Cuando llegan los extraños calores a mi vagina voraginosa soy materia dispuesta, open panocha a cualquier hora y situación; y se vuelve inoperante el control mental de acciones. Por eso mi familia quiere expropiar mi cuerpo, porque soy objeto el deseo narcisista de mis padres.

Cuando esta supergüila se refleja en el espejo, observa cómo su lozanía, redondeces y carnes voluptuosas están acedándose. Me dicen que no salga a la calle por que soy una lujuriosa; me aconsejan la abstinencia, el pudor, el recato, la pureza, la vergüenza, el decoro, la honestidad y la moralidad.

¿Coger es un acto inmoral? ¡Idiotas! Me sacude y me estremece el ardor, de hacer el amor, ayuntar sin freno. Y es que cada que veo a un hombre mi deseo es llevármelo —o que él me lleve— a la cama a descorchar. ¿Será mala esta apetencia de sexo que me invade a cada momento? La actividad sexual es una expresión radical de mi mundo perceptivo. Freud escribió que toda la dignidad humana con la ciencia procede de un espermatozoide y de un óvulo.

He matado la rata con una cantidad infinita de machos, y me enorgullezco de ser una devorado de pitos.

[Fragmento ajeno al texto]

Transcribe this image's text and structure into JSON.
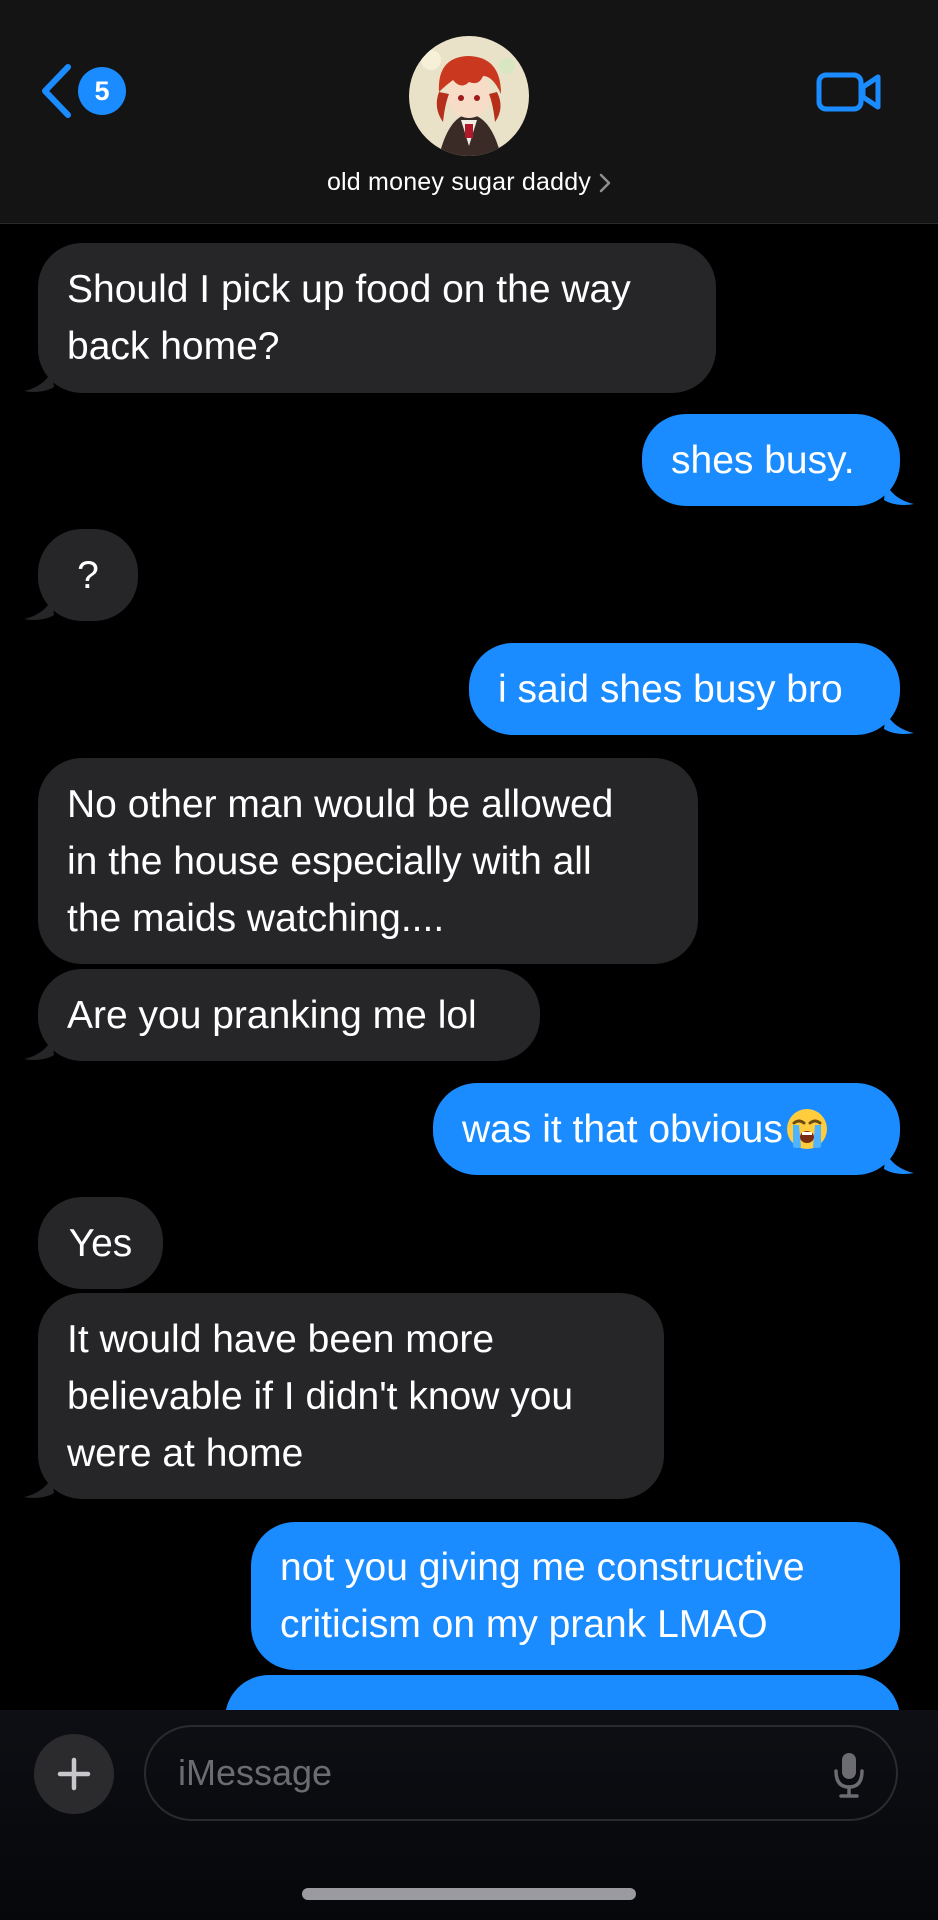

No me considero una mujer fatal. Soy bonita y mis carnes despiertan la lujuria y el arrebato lúbrico. No rechazo propuesta a rechinar el catre, yo no he conocido garañón que se niegue a participar en mi reyerta, pues no soy ninguna liendrera fodonga. Estoy dos tres, buenera; y lo digo sin modestia.

Acabo de terminar una terapia que duró seis meses, dizque para que se me apacigüe la calentura de la entrepierna. Mis padres me llevaron con un siquiatra para que me diera tratamiento, pero, ¡qué les cuento!, el primer día de sesiones me lo coché en en un pinche sofacito donde los loqueros acuestan a sus pacientes. ¿Cómo se llama esa madre? ¡Ah, diván!

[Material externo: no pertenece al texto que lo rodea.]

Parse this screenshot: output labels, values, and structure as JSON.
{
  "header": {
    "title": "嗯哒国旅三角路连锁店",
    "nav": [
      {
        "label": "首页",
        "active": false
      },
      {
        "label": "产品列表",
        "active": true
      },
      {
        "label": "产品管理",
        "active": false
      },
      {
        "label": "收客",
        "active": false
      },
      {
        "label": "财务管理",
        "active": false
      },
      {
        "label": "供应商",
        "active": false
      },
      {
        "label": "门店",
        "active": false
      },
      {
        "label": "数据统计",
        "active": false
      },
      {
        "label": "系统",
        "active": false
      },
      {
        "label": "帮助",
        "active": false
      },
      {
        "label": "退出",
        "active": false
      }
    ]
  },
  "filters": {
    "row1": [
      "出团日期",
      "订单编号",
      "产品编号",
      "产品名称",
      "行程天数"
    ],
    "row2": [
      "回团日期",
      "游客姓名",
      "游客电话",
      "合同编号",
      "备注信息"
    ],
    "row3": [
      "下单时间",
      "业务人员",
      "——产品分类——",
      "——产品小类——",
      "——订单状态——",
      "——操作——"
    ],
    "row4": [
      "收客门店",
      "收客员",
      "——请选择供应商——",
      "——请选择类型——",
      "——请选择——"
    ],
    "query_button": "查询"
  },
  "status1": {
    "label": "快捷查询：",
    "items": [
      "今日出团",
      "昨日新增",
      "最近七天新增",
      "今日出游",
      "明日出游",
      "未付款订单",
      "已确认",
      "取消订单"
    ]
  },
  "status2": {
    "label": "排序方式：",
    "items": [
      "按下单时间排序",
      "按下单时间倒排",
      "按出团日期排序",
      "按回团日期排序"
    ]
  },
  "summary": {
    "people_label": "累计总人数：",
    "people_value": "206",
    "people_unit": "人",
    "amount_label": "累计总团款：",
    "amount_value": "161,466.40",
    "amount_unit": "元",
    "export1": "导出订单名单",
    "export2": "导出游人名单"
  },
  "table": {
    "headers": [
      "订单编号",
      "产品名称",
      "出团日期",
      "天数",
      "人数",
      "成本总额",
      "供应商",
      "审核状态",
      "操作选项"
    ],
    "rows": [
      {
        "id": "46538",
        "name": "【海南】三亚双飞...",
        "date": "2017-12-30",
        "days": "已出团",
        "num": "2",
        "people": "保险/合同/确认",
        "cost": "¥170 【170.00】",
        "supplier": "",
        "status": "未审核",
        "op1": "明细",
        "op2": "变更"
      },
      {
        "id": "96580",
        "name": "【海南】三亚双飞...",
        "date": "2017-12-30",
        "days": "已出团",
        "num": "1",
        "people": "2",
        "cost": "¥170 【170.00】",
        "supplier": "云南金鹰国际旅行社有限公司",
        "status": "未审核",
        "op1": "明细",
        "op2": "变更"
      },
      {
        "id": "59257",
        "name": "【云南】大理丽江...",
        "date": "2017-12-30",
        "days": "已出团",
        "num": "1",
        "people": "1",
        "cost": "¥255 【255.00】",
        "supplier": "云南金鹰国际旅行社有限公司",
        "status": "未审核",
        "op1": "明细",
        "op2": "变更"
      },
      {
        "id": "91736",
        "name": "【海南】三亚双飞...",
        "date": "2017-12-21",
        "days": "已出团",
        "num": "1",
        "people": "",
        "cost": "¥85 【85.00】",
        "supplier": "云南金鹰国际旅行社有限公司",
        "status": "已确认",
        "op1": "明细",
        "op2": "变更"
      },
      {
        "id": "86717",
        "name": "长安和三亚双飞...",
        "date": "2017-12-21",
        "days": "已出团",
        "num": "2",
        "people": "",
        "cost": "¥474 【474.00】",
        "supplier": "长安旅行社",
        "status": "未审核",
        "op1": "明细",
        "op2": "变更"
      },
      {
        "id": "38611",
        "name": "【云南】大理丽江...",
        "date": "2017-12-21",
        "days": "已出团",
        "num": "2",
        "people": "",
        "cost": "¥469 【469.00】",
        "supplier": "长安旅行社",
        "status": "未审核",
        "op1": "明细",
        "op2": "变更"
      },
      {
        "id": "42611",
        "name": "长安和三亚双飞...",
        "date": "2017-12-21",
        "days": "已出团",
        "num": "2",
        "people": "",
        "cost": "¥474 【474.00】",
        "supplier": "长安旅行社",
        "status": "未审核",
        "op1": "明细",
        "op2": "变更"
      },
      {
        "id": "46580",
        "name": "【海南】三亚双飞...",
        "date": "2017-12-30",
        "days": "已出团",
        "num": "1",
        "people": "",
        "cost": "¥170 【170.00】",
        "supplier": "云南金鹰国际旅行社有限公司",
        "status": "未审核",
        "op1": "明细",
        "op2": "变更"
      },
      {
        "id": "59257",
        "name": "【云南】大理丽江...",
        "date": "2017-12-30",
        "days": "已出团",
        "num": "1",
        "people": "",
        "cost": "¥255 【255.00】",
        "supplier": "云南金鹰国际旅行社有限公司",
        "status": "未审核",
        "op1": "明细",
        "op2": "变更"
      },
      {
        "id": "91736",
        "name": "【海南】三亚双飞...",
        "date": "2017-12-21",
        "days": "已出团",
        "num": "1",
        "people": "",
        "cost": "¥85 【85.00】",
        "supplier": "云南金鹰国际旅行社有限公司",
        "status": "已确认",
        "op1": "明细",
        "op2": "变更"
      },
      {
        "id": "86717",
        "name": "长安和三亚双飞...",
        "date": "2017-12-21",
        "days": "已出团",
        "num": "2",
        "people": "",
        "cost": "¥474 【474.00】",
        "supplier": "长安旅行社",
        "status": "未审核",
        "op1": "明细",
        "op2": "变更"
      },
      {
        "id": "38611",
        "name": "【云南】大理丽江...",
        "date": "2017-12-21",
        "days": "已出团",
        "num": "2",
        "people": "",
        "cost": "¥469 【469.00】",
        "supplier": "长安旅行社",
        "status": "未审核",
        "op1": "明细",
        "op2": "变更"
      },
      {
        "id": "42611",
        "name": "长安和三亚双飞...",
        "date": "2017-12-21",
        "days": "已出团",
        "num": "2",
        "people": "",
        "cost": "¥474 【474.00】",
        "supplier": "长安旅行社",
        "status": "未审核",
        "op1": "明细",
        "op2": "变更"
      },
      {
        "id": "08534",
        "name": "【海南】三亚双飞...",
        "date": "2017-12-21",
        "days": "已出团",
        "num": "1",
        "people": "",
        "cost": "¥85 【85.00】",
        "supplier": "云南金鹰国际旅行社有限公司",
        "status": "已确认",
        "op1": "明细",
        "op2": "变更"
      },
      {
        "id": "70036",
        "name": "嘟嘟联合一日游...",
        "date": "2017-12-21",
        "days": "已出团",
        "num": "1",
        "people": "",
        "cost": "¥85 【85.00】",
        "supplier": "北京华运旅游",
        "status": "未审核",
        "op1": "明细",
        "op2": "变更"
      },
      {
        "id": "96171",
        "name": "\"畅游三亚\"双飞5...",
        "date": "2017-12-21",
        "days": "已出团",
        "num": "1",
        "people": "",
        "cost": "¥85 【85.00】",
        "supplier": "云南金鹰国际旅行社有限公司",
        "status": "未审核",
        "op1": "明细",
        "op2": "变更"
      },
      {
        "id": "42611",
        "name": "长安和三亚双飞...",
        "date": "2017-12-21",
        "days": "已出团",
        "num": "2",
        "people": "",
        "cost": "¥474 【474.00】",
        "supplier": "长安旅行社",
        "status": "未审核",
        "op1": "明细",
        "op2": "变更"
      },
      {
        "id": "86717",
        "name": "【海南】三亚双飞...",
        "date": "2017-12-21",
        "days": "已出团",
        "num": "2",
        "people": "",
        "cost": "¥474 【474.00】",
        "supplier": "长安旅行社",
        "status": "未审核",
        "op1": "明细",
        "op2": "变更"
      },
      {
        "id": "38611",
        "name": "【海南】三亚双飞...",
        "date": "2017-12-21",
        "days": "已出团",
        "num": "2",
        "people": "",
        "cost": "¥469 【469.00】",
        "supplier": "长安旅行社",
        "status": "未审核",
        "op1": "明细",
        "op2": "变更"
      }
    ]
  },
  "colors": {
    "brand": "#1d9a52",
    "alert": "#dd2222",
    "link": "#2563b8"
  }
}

El doc era un ruco (es, porque todavía no se muere el cabrón) como de unos 47 años de edad; chaparro, gordo y con nariz de fresa. Argentino el güey, porque hablaba con ese pinchi tonito cagón que tienen los pinches pelotudos (sudacas les dicen en Europa). Yo creo que el pendejo es un frustrado en cuestiones pasionales porque, de volada noté, que le faltaba un chinguero de tacto mujeril. Lo más seguro es que jamás, en su perra vida, había tenido trato con mujeres en cuestiones de sobo y manoseo. Con quebrada y hasta mayate sea el hijo de la chingada.

Digo lo anterior porque cuando apalabramos el forniqueo y me le ofrecí, enseguida le hice un estriptís. Y mientras le arrojaba mi ropa, el brasier y los calzones, en la cara, el bato en chinga se me dejó ir como perro hambriento sobre los huesos. Ni una caricia, ni un fajecito hubo antes de las embestidas. ¡Pobre idiota! En menos de quince días ya se había enamorado de mí; con decir que y se le quemaban las habas por casarse. Viejo ridículo, se quedó bien prendis. Quedó tan empelotado que hasta habló con mi mamá diciéndole que nadie como él me cuidaría si se arranaba conmigo. Por supuesto que le paré de volada los tacos. Pues qué se creía el baboso. Además como profesionista no pelaba un chango a nalgadas, pues el muy maje me estaba recetando para mi supuesto "mal" un medicamento para hombres (eso lo supe después por boca de otro doctor, a quien, también, me dejé caimán). Las madres que el pelotudo doc que me recetó eran unas cacayacas llamadas Androcut, unas chochas para controlarle a los batos la afición indiscriminada al sexo.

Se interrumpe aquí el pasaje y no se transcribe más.